Would You Quit Your Job for $10,000 to Start a Business?

About a quarter of Amazon deliveries are delivered within 24 hours. Preexisting delivery systems such as UPS and FedEx expedite the process.

Yet the e-commerce giant struggles delivering to its consumers in rural and remote areas in the same timely fashion.

Amazon’s short-term solution? Encourage some of it employees to take resignation buyouts and become entrepreneurial independent couriers for the company.

Amazon employees who quits and join the Delivery Service Partner program will receive three months’ severance pay and $10,000 in startup costs to become independent Amazon couriers.

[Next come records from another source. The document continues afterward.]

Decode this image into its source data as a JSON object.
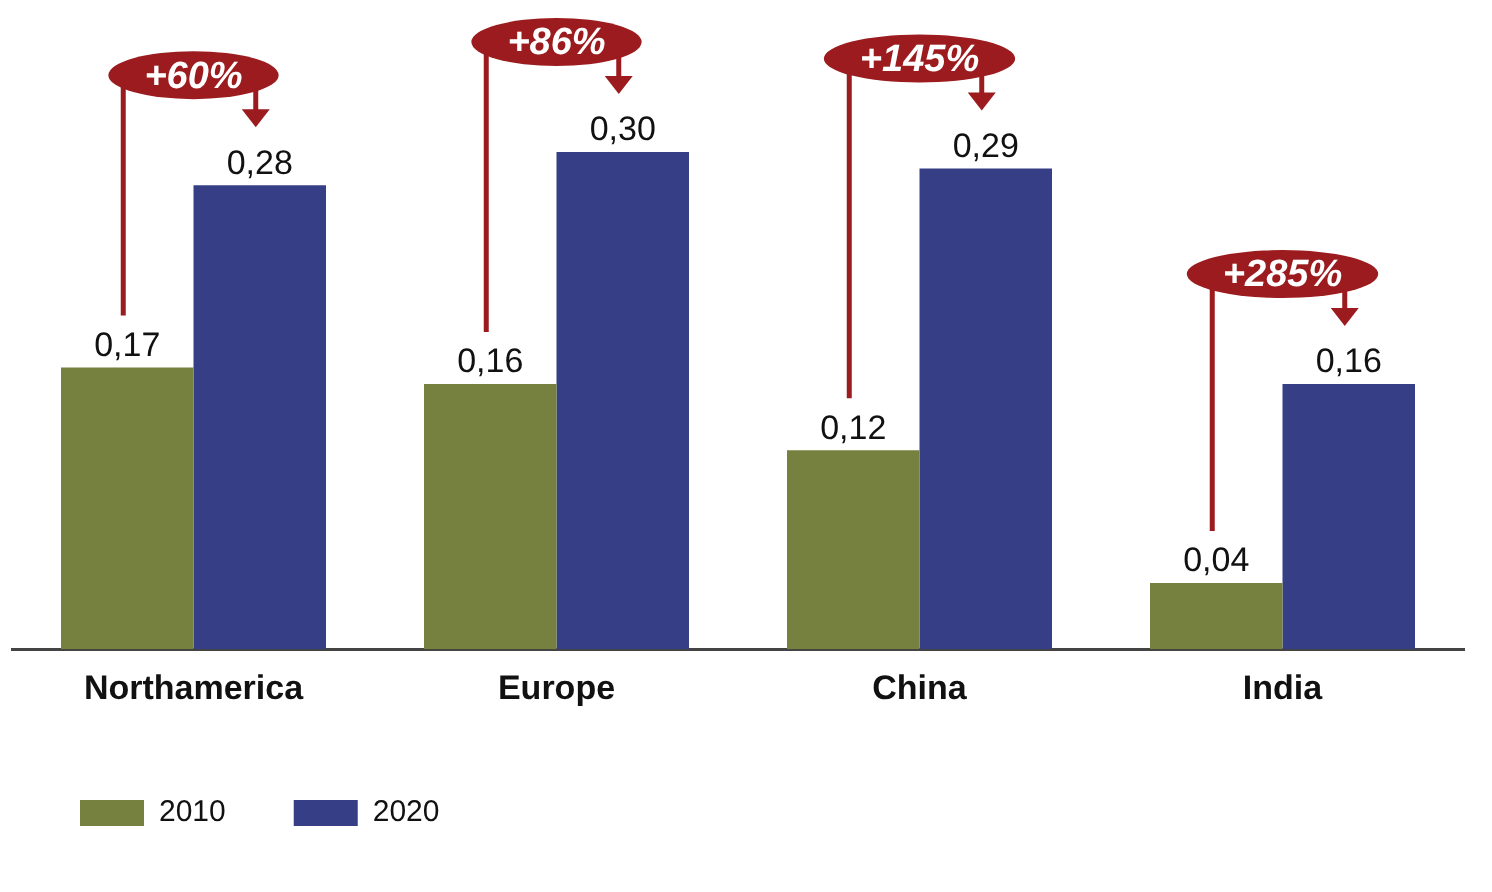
{
  "chart_data": {
    "type": "bar",
    "categories": [
      "Northamerica",
      "Europe",
      "China",
      "India"
    ],
    "series": [
      {
        "name": "2010",
        "color": "#76813f",
        "values": [
          0.17,
          0.16,
          0.12,
          0.04
        ],
        "value_labels": [
          "0,17",
          "0,16",
          "0,12",
          "0,04"
        ]
      },
      {
        "name": "2020",
        "color": "#363f85",
        "values": [
          0.28,
          0.3,
          0.29,
          0.16
        ],
        "value_labels": [
          "0,28",
          "0,30",
          "0,29",
          "0,16"
        ]
      }
    ],
    "annotations": [
      "+60%",
      "+86%",
      "+145%",
      "+285%"
    ],
    "grid": false,
    "legend": "bottom left",
    "tick_labels": "x"
  }
}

Those who accept the plan will be able to lease blue vans emblazoned with the Amazon logo for work. The initiative launched a year ago but is being promoted heavily now.

Full-time and part-time Amazon workers are eligible to apply. Although Amazon bought Whole Foods for $13 billion in 2017, Whole Foods workers are not eligible for the program.

This initiative is part of Amazon’s plan to speed up its two-day shipping guarantee for Prime members to one-day. Naturally, Amazon would rather control and monetize its deliveries than depend on USPS, FedEx and other delivery services.

Amazon’s Delivery Service Partner initiative is off to a modest start so far. According to John Felton, Amazon’s vice president of global delivery services, about 200 employees have accepted the offer to create their own delivery businesses.

Proceed with caution?

Critics of the initiative say that Amazon is claiming more than it can deliver with the initiative. Amazon’s says that workers who buy 40 vans and hire independent contractors can make up to $300,000 annually.

However, there is no guarantee any Amazon delivery entrepreneur will make that much, especially after paying for business expenses. People might be able to make more money driving as an independent contractor for Amazon through gig-economy work websites such as Sidehusl, for example.

Also, Amazon may prefer launching its own independent contractor delivery service so it won’t be liable for accidents, taxes, insurance. Amazon is only liable for such business expenses and legal risks with employees.

Critics also say that Amazon is merely augmenting its own independent contractor delivery force while it preps its drone delivery program.

One of Amazon’s most daring consumer delivery innovation, meanwhile, is its Prime Air service. The company aspires to have AI-enabled drones delivering Amazon packages within half a decade.